Greening the Curriculum: Beyond a Short Music History in Ecomusicology

  • Aaron S Allen University of North Carolina at Greensboro
Keywords: environment, sustainability, liberal arts

Abstract

Most of the ecomusicology literature deals either with music of and, especially, after the nineteenth century or with music/sound of non-Western cultures.  What about the historical music of the Western tradition before the nineteenth century?  This essay provides a few tentative possibilities. After providing a conspectus of ecomusicology and a brief conspectus of work in this field, I emphasize the problem of this "short music history" in ecomusicology.
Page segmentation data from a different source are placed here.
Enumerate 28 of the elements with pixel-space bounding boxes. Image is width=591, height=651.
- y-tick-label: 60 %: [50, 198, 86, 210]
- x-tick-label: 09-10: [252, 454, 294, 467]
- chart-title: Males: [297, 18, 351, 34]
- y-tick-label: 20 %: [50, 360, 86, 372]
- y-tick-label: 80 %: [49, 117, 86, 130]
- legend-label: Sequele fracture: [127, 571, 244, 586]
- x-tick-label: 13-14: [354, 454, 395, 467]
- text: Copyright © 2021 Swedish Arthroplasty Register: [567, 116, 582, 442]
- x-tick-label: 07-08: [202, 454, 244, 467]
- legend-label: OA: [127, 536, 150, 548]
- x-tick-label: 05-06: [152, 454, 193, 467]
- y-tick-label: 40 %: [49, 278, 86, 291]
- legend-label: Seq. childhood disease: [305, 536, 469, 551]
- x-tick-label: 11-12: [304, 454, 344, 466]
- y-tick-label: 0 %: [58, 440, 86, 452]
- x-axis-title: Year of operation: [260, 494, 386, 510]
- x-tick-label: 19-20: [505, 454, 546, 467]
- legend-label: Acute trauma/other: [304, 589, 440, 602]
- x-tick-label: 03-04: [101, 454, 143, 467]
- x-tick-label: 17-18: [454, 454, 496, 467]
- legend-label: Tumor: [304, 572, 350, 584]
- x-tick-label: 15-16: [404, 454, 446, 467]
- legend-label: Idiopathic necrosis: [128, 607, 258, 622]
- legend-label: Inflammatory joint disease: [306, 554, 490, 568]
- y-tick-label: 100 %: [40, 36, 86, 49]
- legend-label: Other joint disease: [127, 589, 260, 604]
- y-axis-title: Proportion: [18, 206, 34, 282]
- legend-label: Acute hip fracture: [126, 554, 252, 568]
After presenting a syllabus and overview of my own music and environment class, which represents that problem, I critique that class and propose ideas for revising it and for incorporating ecomusicology topics into a typical Western music history survey course. I conclude by reflecting on the place of ecomusicology in the general greening of the liberal arts curriculum.

Author Biography

Aaron S Allen, University of North Carolina at Greensboro
Aaron S. Allen is director of the Environmental and Sustainability Studies Program and Associate Professor of Music at the University of North Carolina at Greensboro. A fellow of the American Academy in Rome, he earned his Ph.D. from Harvard in 2006 with a dissertation on the nineteenth-century Italian reception of Beethoven. His B.A. in music and B.S. in environmental studies are from Tulane University.